Chef Lawrence T. McFadden, CMC, is General Manager/COO of the 146-year-old Union Club of Cleveland. In February 2018, Chef Arnaud Berthelier, the club’s Executive Chef, successfully completed the CMC exam as well, making the Union Club of Cleveland the only club in the world with two Certified Master Chefs on staff. We recently talked with Chef McFadden about his chef’s achievement and what it means for their kitchen.
Recently, your chef, Arnaud Berthelier, earned the ACF Certified Master Chef designation. What was the motivating factor for you to encourage him to pursue this certification?
Arnaud is a unique chef in the fact that he is completely self-motivated. In fact, just get out of the way. He arrived with us already enrolled in the examination, so my role was support, understanding and slight mentorship of what those eight days might look like. Russel Scott and others had worked with him the previous years getting him ready in a sense of requirements. Chef is a tremendous cook so none of us can take credit for his talents, but we can all be proud to support his successes.
Do you have any other chefs or cooks who are certified that work for you? What differentiates a certified cook versus a non-certified cook, in your opinion?
Yes, we have two other CECs in the kitchen. The difference is the visionary view these individuals have with their careers. They understand that education will continue to create opportunities during the span of their work lives. Much like a person who has a bachelor’s and then enrolls in an MBA program, they are lifetime learners.
What value does ACF Certification bring to your business? How can it improve your bottom line?
As stated above, the individuals who continue to advance their careers are individuals who will continue to learn in other aspects such as financial literacy, leadership tactics and of course technical knowledge. These certifications should attract prospective employees, enhance the establishment’s brand and generally add value to the professional view of our profession.
Why would you encourage cooks and chefs to earn certification?

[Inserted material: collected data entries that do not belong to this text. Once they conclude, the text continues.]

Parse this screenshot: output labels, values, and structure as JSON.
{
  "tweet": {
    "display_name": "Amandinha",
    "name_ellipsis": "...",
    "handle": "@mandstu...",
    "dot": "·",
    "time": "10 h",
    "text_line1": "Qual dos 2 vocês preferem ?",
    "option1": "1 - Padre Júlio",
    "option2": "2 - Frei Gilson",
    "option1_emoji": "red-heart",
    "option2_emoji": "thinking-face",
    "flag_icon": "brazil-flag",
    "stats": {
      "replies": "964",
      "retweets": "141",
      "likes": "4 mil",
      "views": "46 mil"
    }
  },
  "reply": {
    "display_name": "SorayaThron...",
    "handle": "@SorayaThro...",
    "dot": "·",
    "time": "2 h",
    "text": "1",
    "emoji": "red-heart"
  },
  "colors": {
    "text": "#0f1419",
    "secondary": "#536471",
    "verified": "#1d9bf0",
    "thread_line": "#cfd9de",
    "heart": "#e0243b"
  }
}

Encourage or expect? When you create a brigade of certification the peer pressure of belonging is heightened as everyone wants to become part of the same tribe of certification. So, professionally and personally, the kitchen manages itself regarding continued education and advancement. Harvard Business Journal says you will re-learn your job four times in your career, so certification is no different. Those who don’t get education are left behind.
How did you help and enable Chef Arnaud to take the CMC? What can an operation do to encourage ACF Certification?
I simply got out of his way, allowing him to do what was needed to be successful. Allowing him to take the examination on his terms, not my interpretation, void of politics, past practices or traditions. It helps when you are working with one of the best chefs you have ever seen was a major plus. An operation’s responsibility is to be goal-setters, challenge those who need a slight push or explanation of the important for continued education. It’s not the certification but the journey, exploration and research that gives back to the individual and organization.
Did you notice a change in your employees when you became a CMC? Did you notice a change in the staff when Chef Arnaud became a CMC?
Of course, pride and joy, bragging rights and the ability to inspire themselves to the next level. The CMC is just the start of the journey, and as stated above, 17 years later I am a far better professional than in 2001’s examination. For Chef’s staff, many don’t understand what he has accomplished yet as he has only been with us for five months. He was already a great cook, and the fact that he was a great cook and stepped into the arena of potential failure is probably the most impressive part.
Any other comments?
CMC is a lifestyle, not a cooking test. Those who have passed and continue into the career ladder are well educated, healthy, driven, have re-invented themselves several times and aren’t afraid to learn what they don’t know.